Buoyancy and Diving

An object's buoyancy determines whether it floats, sinks, or hovers. As divers, we need to understand the factors that influence our own buoyancy so that we can control it while in the water. This helps us determine when to inflate or deflate the BCD, and how much weight will be required for a dive.

neutral buoyant scuba diver

Archimedes Principle

A Greek philosopher named Archimedes studied the relationship between an object's buoyancy and the fluid it displaces. From his experiments, he concluded that "an object in a fluid is buoyed up by a force equal to the weight of the fluid it displaces." In simpler terms, this means that objects that are less dense than the fluid will float, and objects that are denser than the fluid will sink.

Imagine a bucket filled to the top with water. If you place a piece of foam on the water, a small amount will overflow from the bucket. This small amount of water weighs more than the piece of foam, which is why it floats.

Now imagine dropping a brick of lead in the bucket. The lead sinks to the bottom of the bucket and displaces more water than the foam. But this amount of water weighs less than the lead, which is why it sinks.

how archimedes principle affects divers
Both jars in this photo displace the same amount of water. But the jar on the right side is filled with lead, so the water it displaces weighs less than that jar. As a result, that jar sinks, while the jar on the left floats.

Three States of Buoyancy

The term "buoyancy" refers to the upward force placed on an object when placed in fluid. This force isn't always enough to make an object float, so there are three states of buoyancy.

Positive Buoyancy
Objects that are less dense than a fluid will float because they displace an amount of water that weighs more than the object.
Negative Buoyancy
Objects that are denser than a fluid will sink because the fluid displaced weighs less than the object.
Neutral Buoyancy
Neutrally buoyant objects neither float nor sink. Instead, they hover in the water. In order to be neutrally buoyant, an object must have the same density as the fluid it's placed in.
states of buoyancy

Factors Affecting a Diver's Buoyancy

Your own buoyancy is determined by the difference between the density of the water and the combined density of your body and gear. Since we want to be neutrally buoyant, our weight and volume need to be adjusted to make our density equal to the water's density. So to be neutrally buoyant in salt water, our density needs to be exactly 64 lbs/ft³, and in fresh water, it needs to be 62.4 lbs/ft³.

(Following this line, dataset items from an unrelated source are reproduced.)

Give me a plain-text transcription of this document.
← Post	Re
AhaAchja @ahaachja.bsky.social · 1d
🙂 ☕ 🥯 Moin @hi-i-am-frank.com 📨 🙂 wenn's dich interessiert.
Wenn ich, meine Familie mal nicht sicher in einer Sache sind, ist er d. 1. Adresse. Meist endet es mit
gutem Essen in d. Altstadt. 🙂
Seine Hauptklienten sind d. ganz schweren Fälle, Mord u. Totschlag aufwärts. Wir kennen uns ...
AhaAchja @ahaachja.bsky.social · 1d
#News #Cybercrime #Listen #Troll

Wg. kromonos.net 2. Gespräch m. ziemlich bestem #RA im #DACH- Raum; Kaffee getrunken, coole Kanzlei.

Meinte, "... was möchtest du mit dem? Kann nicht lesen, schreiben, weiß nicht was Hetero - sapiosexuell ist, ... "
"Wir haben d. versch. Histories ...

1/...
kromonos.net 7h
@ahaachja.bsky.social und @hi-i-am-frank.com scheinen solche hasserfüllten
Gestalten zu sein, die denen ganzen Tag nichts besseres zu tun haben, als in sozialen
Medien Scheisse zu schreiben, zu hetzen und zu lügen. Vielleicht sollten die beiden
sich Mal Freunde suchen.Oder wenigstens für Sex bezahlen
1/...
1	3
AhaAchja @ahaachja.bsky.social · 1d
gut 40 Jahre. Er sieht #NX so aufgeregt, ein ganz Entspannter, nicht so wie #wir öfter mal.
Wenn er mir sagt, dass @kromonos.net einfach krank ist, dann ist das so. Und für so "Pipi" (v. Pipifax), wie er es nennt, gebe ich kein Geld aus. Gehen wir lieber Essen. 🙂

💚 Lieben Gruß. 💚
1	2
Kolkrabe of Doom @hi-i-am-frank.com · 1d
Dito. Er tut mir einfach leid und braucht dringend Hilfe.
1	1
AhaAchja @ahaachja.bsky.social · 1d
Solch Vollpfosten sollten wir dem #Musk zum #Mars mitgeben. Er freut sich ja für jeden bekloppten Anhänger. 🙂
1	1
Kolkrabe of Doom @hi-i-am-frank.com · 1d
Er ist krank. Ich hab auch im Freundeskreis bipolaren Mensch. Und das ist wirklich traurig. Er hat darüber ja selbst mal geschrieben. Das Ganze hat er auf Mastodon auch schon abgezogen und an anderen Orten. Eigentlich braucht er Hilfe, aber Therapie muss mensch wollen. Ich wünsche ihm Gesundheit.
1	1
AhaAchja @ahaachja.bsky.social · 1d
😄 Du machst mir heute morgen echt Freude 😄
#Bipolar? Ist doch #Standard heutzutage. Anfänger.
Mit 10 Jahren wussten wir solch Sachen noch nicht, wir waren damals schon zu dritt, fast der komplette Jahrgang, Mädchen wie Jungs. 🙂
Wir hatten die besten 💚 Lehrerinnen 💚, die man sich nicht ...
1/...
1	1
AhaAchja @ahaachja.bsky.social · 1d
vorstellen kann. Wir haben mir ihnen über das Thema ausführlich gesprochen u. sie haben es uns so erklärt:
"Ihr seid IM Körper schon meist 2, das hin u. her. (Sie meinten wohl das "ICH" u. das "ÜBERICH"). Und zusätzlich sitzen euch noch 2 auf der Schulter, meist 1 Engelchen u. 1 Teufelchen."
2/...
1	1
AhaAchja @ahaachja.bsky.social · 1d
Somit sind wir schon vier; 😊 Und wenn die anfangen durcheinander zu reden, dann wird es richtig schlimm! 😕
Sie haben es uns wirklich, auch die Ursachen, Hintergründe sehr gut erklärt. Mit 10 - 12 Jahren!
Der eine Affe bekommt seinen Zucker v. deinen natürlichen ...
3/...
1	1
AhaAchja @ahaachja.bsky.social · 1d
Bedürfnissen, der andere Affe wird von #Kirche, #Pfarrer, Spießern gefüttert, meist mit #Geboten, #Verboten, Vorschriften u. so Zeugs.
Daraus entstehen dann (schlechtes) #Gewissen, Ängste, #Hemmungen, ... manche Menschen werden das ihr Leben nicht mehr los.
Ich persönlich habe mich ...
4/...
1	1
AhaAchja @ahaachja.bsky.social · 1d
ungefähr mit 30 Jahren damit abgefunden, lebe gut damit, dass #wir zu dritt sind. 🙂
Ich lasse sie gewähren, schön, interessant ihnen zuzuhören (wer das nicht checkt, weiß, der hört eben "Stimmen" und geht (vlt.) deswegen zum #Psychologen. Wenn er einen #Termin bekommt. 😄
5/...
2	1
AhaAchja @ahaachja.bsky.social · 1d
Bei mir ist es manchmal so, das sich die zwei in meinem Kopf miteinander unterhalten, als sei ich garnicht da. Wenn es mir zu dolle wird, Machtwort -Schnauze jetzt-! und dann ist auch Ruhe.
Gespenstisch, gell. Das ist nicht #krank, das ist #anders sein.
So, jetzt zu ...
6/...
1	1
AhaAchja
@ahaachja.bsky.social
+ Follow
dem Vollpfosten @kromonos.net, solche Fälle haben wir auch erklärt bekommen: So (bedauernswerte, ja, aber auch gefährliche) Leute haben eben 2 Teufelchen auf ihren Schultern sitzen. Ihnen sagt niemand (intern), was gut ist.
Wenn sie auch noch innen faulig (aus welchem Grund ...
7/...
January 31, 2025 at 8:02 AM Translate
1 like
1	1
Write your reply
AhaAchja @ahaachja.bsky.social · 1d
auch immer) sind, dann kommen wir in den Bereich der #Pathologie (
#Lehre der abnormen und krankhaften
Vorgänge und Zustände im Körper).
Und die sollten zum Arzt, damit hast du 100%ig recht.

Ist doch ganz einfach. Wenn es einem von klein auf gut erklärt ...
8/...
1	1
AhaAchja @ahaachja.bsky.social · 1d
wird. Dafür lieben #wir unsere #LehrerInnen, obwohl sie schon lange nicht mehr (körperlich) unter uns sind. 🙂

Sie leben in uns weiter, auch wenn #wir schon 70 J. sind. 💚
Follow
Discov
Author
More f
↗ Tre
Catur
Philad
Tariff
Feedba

Buoyancy control is one of the most important skills to master. Your weight belt, BCD, exposure suit, cylinder pressure, and lungs are just a few of the factors that affect your buoyancy.

Weight and Buoyancy

In the "Diving Equipment" chapter, you learned that weights are worn to offset the buoyancy of your body and exposure suit. Lead weights are used because their density allows us to add weight without significantly increasing our volume. The following are just a few of the factors that determine the amount of weight you'll need to achieve neutral buoyancy.

Water Density
Salt water is denser than fresh water; so more weight is required for dives in salt water.
Body Type and Size
If you're overweight, you'll require more weight because fat tissues are less dense than muscle tissues. And since most bodies are naturally buoyant, larger people will require more weight than smaller people will.
Water Temperature and Exposure Suit
Water temperature has an indirect effect on buoyancy because you'll be wearing a thicker, more buoyant exposure suit in cold water.
weight and buoyancy

Volume and Buoyancy

You'll be wearing the amount of weight required to achieve neutral buoyancy at the surface. But as you descend, your wetsuit will compress. This decreases your volume, and results in a loss of buoyancy.

To maintain neutral buoyancy, you need to add air to your BCD as you descend. The principle behind this procedure is that as volume is lost in your wetsuit, the same amount of volume should be added to the BCD. As you continue to descend, the air in your BCD also compresses, so you'll be compensating for volume changes in the BCD as well.

You do the opposite on ascent. As you ascend, your wetsuit in addition to the air in your BCD expands, so you need to release air from your BCD to maintain neutral buoyancy. This prevents an uncontrolled ascent.

bcd inflation and buoyancy

Breathing and Buoyancy

Your lungs also have an effect on your buoyancy. Most people can float comfortably at the surface with a full breath of air, but sink when they exhale. This is because your lungs produce several pounds of lift when full, and loose that lift when empty.

This affects your buoyancy as you dive. If you're neutrally buoyant, you'll rise as you inhale, and sink as you exhale. For this reason, it's important to maintain a consistent breathing pattern to balance out these shifts in buoyancy.

You can use your lungs to make temporary adjustments in buoyancy. For example, when swimming over rocks or reefs, you can take shallower breaths to compensate for wetsuit and BCD expansion until you return to your original depth.